Her boyfriend was rarely that formal in private, and the only other person in the passenger compartment of the shuttle carrying them back to Deception was Milani—and while the armored merc was a subordinate, they were also a trusted friend.

“I don’t mean to interrupt work, but you were even more absorbed than usual and missed my asking what you wanted for dinner,” Konrad teased. “Once I take a run through Engineering, I figured I could cook something up.”

“Ah, fair,” she allowed. “Um. I…”

He snorted and leaned back in his chair.

“All right, mutton burgers it is,” he promised. “If you tell me what’s bothering you.”

Kira met his gaze and he smiled at her reassuringly.

Sighing, she flipped the report to him with a small gesture.

“Corosec System, in our home sector. You know it?” she asked.

“Vaguely,” he admitted. “Extra-stellar territory of Apollo, right? Transuranics mining, among other things?”

“Exactly. Someone wiped them out.”

Her boyfriend was suddenly very stiff and still.

“There were…several million people there,” he murmured.

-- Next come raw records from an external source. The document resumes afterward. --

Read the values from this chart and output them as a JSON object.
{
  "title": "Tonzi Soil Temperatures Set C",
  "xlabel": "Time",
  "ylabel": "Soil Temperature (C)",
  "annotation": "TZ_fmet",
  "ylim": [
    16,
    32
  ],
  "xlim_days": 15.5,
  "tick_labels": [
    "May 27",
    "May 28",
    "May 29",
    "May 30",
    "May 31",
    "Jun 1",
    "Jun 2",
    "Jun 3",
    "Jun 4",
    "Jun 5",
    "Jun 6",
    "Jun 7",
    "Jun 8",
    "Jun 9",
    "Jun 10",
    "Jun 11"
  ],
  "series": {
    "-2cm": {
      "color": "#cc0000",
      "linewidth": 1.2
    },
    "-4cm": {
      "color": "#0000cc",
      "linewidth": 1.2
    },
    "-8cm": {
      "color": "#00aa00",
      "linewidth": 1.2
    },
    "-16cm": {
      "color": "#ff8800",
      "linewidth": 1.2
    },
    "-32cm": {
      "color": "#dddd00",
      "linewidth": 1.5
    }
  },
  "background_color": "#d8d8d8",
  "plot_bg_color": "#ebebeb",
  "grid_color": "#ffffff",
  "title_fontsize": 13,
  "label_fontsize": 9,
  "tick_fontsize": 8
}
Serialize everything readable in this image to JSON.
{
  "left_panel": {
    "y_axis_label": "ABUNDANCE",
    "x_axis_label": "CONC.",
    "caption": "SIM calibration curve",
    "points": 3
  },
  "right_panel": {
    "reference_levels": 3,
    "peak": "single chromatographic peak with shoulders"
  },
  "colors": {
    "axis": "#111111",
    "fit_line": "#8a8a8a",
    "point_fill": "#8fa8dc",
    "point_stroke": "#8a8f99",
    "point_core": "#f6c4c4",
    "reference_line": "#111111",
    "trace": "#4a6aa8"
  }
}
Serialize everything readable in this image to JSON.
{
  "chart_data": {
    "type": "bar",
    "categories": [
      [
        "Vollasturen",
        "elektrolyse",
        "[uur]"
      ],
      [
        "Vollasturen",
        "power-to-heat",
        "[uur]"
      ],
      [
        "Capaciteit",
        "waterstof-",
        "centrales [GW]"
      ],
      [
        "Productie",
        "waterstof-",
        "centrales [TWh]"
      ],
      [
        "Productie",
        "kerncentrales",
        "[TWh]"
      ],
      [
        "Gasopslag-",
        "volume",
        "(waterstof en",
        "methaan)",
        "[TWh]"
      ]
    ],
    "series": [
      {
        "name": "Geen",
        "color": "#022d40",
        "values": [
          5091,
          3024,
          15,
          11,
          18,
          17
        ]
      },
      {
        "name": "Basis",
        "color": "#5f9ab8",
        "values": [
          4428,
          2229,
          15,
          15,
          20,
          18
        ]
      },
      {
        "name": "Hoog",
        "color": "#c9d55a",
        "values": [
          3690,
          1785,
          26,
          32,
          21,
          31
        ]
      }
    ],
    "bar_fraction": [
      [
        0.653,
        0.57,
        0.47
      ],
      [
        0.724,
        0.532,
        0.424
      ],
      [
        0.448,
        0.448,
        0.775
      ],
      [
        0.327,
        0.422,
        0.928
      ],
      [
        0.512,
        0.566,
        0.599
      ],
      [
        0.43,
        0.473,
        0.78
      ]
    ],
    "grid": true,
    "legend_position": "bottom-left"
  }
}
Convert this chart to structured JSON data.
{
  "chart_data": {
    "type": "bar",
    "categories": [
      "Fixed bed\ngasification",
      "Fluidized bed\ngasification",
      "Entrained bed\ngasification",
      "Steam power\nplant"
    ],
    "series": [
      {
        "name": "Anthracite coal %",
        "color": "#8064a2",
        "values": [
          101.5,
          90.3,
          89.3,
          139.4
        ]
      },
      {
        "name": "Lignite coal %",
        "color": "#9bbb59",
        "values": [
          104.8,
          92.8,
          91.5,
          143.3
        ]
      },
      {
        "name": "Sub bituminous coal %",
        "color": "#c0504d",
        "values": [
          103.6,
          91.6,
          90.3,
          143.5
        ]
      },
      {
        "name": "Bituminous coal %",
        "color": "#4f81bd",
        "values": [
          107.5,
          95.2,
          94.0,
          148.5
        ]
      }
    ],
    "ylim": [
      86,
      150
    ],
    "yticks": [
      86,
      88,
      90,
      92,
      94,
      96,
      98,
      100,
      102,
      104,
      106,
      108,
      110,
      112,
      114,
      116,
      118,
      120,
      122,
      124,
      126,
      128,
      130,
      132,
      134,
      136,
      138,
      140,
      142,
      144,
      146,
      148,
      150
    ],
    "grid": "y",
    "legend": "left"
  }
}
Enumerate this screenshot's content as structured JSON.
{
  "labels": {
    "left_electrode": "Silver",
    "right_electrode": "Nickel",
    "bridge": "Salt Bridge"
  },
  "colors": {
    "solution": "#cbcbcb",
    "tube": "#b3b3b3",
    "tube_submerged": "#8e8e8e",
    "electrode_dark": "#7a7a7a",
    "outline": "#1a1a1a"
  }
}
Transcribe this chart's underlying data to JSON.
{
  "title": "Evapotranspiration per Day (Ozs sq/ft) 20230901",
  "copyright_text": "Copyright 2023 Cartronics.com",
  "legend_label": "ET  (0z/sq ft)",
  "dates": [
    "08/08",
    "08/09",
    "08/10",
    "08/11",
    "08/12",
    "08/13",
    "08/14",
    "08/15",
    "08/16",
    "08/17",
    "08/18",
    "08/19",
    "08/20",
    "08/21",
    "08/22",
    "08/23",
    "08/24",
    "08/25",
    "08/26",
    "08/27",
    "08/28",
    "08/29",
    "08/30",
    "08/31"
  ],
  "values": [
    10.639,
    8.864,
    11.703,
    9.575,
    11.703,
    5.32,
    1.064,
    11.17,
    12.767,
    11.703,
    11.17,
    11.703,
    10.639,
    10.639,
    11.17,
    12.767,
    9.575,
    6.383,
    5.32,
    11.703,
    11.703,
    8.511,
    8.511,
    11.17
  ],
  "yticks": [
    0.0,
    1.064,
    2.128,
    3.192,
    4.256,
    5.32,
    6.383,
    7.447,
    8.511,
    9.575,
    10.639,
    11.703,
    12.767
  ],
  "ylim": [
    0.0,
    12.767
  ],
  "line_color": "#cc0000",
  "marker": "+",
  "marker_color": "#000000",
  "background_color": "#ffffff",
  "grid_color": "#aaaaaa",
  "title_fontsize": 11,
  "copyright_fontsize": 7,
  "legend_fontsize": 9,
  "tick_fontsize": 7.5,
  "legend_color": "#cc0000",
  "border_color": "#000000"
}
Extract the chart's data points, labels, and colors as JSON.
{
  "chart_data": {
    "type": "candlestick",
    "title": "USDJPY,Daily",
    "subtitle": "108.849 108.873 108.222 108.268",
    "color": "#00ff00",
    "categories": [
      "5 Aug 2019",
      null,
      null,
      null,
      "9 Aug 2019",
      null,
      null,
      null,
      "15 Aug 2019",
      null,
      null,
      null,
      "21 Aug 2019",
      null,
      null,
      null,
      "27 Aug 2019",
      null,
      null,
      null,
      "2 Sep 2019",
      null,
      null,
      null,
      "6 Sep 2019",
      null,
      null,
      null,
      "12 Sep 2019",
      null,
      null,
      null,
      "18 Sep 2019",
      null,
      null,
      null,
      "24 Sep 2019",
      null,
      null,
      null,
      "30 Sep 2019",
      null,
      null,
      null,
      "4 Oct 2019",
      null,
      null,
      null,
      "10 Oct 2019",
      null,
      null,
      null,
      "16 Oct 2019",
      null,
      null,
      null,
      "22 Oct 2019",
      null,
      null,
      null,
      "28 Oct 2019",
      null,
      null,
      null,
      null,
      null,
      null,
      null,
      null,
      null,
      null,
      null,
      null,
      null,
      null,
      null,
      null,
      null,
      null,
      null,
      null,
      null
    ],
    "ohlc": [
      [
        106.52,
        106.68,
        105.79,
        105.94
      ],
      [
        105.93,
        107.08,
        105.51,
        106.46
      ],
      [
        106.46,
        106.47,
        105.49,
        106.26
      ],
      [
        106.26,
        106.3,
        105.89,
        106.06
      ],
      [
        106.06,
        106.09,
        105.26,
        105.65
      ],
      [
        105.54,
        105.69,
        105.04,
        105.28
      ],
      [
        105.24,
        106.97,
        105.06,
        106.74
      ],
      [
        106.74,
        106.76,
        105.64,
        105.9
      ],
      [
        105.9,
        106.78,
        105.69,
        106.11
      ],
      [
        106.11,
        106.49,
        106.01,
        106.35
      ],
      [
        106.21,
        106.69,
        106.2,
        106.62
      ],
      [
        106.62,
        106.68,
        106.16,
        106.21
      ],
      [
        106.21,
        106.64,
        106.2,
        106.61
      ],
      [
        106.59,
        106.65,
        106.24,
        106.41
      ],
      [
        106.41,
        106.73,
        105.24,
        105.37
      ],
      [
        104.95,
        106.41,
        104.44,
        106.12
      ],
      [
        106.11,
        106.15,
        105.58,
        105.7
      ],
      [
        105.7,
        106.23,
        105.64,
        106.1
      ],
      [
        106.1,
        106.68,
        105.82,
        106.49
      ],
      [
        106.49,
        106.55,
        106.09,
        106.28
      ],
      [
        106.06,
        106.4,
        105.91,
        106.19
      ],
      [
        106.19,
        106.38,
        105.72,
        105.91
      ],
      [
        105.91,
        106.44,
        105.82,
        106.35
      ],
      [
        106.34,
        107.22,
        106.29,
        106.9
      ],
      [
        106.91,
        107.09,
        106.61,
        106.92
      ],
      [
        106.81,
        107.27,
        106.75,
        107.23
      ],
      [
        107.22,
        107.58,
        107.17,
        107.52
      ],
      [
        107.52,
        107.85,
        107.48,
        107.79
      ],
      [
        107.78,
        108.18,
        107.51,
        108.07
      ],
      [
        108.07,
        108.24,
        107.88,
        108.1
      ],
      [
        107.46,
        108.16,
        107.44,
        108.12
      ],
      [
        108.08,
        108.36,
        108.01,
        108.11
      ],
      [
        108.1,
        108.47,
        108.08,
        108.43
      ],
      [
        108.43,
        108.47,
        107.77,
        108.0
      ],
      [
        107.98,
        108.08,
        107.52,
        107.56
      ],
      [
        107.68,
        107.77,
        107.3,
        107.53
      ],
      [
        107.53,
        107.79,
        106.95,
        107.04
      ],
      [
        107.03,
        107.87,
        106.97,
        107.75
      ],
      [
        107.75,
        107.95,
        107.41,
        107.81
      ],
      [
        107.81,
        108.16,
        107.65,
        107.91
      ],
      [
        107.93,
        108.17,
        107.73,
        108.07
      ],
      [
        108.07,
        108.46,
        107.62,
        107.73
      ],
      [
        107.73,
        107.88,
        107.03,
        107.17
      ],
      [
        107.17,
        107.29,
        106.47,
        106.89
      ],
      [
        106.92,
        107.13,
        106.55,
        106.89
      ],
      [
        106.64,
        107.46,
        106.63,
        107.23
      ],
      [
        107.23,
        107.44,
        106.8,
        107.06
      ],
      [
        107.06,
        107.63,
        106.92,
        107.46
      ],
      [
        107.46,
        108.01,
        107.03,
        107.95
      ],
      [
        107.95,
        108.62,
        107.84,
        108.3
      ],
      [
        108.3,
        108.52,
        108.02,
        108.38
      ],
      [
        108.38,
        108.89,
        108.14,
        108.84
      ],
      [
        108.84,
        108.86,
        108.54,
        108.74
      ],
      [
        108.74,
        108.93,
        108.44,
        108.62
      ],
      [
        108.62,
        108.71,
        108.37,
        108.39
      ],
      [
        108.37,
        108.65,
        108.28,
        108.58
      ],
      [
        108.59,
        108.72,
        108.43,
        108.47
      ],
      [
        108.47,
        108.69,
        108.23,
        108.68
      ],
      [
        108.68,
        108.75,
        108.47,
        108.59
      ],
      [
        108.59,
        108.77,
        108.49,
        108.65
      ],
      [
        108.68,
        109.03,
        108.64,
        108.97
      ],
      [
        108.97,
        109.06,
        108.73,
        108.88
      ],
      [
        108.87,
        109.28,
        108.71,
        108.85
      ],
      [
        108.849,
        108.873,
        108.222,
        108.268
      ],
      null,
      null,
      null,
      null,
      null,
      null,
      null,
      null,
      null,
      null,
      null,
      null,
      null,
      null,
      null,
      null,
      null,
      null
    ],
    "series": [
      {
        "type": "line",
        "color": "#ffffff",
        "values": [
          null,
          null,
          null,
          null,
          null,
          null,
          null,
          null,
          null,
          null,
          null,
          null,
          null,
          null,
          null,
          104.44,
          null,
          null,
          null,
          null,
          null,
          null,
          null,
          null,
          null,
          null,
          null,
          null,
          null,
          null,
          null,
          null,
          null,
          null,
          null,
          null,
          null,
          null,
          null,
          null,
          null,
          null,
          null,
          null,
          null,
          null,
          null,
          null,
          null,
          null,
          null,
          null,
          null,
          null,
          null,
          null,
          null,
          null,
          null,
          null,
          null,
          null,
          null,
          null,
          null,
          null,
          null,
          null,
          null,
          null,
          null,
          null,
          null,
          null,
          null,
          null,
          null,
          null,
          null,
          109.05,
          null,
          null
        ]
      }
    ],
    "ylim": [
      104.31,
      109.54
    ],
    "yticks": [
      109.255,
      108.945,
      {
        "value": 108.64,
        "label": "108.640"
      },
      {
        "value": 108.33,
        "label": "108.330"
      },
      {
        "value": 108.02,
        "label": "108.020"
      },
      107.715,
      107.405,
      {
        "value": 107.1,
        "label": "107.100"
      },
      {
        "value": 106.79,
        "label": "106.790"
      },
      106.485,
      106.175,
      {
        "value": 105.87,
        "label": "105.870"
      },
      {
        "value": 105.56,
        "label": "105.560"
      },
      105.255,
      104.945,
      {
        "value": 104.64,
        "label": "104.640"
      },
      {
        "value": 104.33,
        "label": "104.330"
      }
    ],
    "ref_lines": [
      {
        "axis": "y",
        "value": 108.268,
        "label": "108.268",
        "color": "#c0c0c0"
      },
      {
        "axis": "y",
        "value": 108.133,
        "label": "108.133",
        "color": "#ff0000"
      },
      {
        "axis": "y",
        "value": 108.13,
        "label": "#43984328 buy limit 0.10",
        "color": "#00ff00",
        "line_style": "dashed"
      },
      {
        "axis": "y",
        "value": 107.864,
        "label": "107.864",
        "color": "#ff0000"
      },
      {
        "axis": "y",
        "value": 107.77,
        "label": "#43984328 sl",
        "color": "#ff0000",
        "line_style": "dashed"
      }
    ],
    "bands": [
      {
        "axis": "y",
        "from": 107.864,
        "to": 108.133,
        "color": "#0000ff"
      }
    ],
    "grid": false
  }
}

“Three, per the news reports on the incident,” she confirmed. “And an asteroid fort. Parties unknown appear to have disabled the fort and overrun the system. They stole everything that wasn’t nailed down and kidnapped anyone they didn’t kill.”

“And then nuked everything to cover their trails,” Konrad whispered. “Gods.”

“I’m trying to see if I can find anything in the publicly available data to work out who did it.” She sighed. “I know wiser heads with more information are working on the same thing back on Apollo, but I can’t help but feel I have some perspective they don’t.”

“You think it was Equilibrium,” he concluded. His eyes were flickering back and forth as he reviewed the same data she’d been reading. “This report seems pretty definitive it wasn’t Brisingr.”

“And that report was from an Attacan destroyer, not an Apollo or Brisingr ship,” Kira noted. “The Attaca System is part of the old Friends of Apollo and they are pissed about our surrender. The Agreement forced them to scrap two practically complete battle carriers.”

“So, they hate both Apollo and Brisingr,” Konrad said drily. “That does make them a somewhat trustworthy source. And the old-light data seems…clean enough.”

“The fortress never even fired. It just sat there until they rigged everything in the system with nukes and vaporized it with the mining stations,” Kira told him. “But the ships…I don’t recognize them.”

“Neither do I,” her boyfriend admitted. “Not from Brisingr service, not from Equilibrium service, either. I’d say they’re mostly…armed transports, not even warships. They knew the fort was going to be out of commission.”

“Whoever they are, they killed or kidnapped three million people,” she said. “If we can find a clue, that’s a contract I’ll take at a bloody discount.”

“And the whole damn fleet will line up behind you to do it,” Konrad promised.

“Without question,” Milani added. “Very few people end up as mercenaries without having some kind of encounter with piracy. On this scale… Memorial Force will follow you into hell to find any of those poor bastards who are left.”

“Thanks, Milani,” Kira told her subordinate. “Fortunately, dealing with a pirate fleet willing to do something like this… That might be the only thing in the galaxy even I think the Brisingr Kaiserreich Navy might be good for!”